Medicare & Medicaid

Medicare fee schedule proposed rule needs work

. 4 MIN READ
By
Troy Parks , News Writer

Physicians last week submitted comments to the Centers for Medicare and Medicaid Services (CMS) on its proposed rule to revise the Medicare Physician Fee Schedule and Part B. Some of the provisions align with physicians’ previous recommendations while others will require some changes, especially those that mean more costs for patients and undercut the Medicare Access and CHIP Reauthorization Act (MACRA).

The AMA last week submitted a letter to CMS urging changes throughout the proposed rule while also citing areas of agreement that should be finalized. Comments dealth with three of the proposed policies.

CMS proposed a new series of eight G-codes intended to collect data on the pre- and post-operative activities in 10- and 90-day global services. The G-codes are based on place of service, complexity of patient, and completion time. Asking physicians and their staff to use 10-minute increments to document all their non-operating room patient care activities is by itself an incredible burden, and especially so during MACRA implementation—the most significant payment system change in 25 years. A significant weakness with these G-codes is the inability to match them with the E/M services assumed to be bundled in the current global surgical package. “Layering on a new regulation that requires reports based on 10-minute increments of service would burden physicians already attempting to comply with existing regulations that require them to spend too much time with record keeping and too little with patients,” said AMA President Andrew W. Gurman, MD. The AMA and the RUC recommended that the data collection process should not include all services, as many surgical global codes are low volume which would make it difficult to find a meaningful sample, and urged CMS to adopt a data collection method that is limited in scope and uses a representative sample to better understand the necessary post-operative visits.

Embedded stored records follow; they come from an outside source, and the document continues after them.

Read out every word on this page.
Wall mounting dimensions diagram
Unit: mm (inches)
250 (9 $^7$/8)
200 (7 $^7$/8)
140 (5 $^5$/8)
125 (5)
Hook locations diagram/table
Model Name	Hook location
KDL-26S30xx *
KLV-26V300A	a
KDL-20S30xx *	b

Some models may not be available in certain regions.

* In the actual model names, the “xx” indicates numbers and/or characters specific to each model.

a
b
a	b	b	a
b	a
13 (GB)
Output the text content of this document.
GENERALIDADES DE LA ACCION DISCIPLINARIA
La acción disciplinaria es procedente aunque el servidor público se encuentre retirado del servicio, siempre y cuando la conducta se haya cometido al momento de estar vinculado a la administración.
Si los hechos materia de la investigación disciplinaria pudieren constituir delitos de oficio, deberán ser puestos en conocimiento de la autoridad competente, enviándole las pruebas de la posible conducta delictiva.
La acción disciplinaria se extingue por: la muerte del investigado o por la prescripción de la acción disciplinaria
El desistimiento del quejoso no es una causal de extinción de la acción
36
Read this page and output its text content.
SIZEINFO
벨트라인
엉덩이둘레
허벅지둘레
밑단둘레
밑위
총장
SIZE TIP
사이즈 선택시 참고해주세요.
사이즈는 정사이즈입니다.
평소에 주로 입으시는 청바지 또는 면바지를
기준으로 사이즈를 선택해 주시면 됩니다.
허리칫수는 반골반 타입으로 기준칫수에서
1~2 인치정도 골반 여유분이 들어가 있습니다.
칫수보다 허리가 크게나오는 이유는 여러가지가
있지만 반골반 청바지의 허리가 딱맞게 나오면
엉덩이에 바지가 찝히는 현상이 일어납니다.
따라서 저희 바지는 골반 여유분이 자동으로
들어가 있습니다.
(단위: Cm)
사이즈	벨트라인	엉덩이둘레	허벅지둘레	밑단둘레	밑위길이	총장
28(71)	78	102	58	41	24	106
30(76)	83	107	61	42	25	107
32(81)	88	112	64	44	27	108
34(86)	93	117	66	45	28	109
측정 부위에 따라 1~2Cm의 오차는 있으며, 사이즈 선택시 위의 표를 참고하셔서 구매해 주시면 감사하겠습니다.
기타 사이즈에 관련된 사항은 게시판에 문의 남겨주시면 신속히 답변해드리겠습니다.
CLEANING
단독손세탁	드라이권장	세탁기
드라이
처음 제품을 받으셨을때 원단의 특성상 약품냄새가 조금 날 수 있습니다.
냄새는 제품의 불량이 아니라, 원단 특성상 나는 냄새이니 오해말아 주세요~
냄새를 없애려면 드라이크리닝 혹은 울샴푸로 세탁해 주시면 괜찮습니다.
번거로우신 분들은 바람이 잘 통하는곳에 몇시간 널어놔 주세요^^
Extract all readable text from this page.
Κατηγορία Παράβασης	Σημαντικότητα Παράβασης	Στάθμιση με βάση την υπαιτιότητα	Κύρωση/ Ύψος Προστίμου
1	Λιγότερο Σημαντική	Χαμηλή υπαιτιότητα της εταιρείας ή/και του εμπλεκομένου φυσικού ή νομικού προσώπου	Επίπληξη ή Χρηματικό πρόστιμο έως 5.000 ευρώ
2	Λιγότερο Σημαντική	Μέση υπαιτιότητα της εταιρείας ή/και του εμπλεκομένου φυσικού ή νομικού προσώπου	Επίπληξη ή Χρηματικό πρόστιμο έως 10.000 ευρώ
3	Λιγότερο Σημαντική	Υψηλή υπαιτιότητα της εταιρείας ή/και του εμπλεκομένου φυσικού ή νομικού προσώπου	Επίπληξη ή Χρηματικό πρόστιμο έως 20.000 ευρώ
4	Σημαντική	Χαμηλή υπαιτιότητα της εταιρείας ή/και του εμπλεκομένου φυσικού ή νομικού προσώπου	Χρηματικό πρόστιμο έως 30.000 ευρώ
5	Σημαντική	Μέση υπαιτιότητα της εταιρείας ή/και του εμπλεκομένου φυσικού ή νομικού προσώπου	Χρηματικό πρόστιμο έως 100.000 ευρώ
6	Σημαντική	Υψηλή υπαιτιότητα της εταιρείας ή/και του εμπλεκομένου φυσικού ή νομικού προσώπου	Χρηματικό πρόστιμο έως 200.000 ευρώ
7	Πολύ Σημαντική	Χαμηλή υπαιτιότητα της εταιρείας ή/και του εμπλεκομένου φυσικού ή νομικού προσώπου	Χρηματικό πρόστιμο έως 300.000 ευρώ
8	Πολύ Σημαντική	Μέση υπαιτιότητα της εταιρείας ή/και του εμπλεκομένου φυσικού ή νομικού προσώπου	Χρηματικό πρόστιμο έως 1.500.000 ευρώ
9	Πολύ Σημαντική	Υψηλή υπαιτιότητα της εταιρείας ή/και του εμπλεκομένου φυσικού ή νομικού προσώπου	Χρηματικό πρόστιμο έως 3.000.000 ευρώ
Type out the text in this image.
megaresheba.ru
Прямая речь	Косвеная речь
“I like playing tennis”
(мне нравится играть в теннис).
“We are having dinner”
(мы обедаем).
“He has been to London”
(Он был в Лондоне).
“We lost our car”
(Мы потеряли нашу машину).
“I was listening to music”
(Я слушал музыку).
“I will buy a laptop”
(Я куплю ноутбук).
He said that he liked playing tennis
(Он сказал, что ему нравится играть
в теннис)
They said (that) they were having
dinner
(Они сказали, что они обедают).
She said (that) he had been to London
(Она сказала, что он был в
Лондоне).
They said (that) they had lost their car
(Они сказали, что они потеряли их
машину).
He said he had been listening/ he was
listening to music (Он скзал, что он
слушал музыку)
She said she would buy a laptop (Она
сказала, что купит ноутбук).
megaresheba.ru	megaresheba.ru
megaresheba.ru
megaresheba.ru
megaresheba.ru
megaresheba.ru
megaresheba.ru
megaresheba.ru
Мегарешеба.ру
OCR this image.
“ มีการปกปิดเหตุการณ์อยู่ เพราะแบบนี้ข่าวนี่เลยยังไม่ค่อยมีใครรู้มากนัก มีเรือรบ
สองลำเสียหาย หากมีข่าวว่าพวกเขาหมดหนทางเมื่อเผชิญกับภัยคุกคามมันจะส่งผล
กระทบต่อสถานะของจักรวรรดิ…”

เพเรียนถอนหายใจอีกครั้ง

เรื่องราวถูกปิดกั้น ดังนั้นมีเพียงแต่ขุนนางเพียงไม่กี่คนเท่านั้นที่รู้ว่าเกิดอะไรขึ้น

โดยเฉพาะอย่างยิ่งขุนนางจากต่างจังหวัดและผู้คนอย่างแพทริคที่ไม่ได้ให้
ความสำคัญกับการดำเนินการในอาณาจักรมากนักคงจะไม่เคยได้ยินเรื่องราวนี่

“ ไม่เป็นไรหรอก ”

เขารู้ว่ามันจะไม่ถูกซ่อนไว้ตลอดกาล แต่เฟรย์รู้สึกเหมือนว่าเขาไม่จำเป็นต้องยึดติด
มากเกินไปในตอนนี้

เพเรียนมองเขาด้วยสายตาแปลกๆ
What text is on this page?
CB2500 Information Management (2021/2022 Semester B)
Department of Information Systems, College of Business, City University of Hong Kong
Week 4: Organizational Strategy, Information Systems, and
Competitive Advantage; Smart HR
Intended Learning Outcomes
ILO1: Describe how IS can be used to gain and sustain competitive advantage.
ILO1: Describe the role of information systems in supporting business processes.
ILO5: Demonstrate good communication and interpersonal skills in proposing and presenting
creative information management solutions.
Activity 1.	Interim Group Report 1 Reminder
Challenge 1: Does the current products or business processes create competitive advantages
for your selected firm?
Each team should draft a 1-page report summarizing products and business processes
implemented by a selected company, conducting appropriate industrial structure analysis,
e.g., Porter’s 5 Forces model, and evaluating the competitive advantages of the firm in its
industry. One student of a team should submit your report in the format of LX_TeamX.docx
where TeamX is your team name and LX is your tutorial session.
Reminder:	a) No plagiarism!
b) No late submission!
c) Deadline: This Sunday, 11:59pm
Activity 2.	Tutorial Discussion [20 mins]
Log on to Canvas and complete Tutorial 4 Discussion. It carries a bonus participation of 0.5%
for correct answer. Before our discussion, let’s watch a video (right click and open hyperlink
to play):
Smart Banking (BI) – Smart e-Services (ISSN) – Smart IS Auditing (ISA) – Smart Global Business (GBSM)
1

CMS proposed a new add-on code that would add a $44 fee for services rendered to patients with mobility-related disabilities. This proposal raises program integrity questions, creates unequal coverage for care of disable patients, and increases out of pocket costs for patients with disabilities. Based on the $44 add-on payment for physicians, patients with mobility-related disabilities would have an additional $9 copayment each time special equipment is required during a visit. CMS intends to fund the new add-on payment by eliminating the physician payment increase that Congress provided for 2017 in the MACRA legislation. The AMA and the Specialty Society RVS Update Committee (RUC) have offered to work with CMS to develop a more appropriate solution.

There are significant issues with CMS’ proposals to change the ACO quality measures and the risk adjustment model used by CMS for some of these measures. Physicians also urged CMS to avoid overly prescriptive regulations for ACOs’ use of health information technology and, instead, to recognize that ACOs are best equipped to improve the health of their patients when they are able to utilize health information technology in ways that best and most effectively meet the needs of those patients.

The letter submitted to CMS also detailed several areas where physicians were in agreement with the proposal, including:

  • Improved payment accuracy for primary care, care management, and patient-centered services. Specifically, the letter supported a separate payment for non-face-to-face prolonged Evaluation and Management services, separate payments for services furnished using the Psychiatric Collaborative Care Model, the implementation of other codes in the CPT family of Chronic Care Management services, and a separate payment to recognize the work of a physician in assessing and creating a care plan for beneficiaries with cognitive impairment. 
  • Expansion of the Diabetes Prevention Program. The letter commended CMS’ proposal to expand coverage of the Medicare Diabetes Prevention Program (DPP) model to Medicare patients at risk of developing type 2 diabetes. This expansion will help at risk seniors and people with disabilities lower their risk factors and prevent their condition from advancing. "CMS has offered a comprehensive approach in the new proposal—and some of it hits and some of it misses,” Dr. Gurman said. “The programmatic changes for prediabetes are exactly right." 
  • Addition of new telehealth codes. Physicians expressed their support for the new codes and asked CMS to develop a far more expansive set of strategic proposals that are cohesive and forward-looking in order to expand coverage and access to telehealth services for Medicare beneficiaries.

The comment period for the proposed rule closed on Sept. 6. The AMA and RUC will continue working with CMS to make sure that these recommendations are finalized in a way that is beneficial for both physicians and their patients without adding unnecessary burdens and regulations to patient care processes.

CMS has published a fact sheet that summarizes the proposed rule.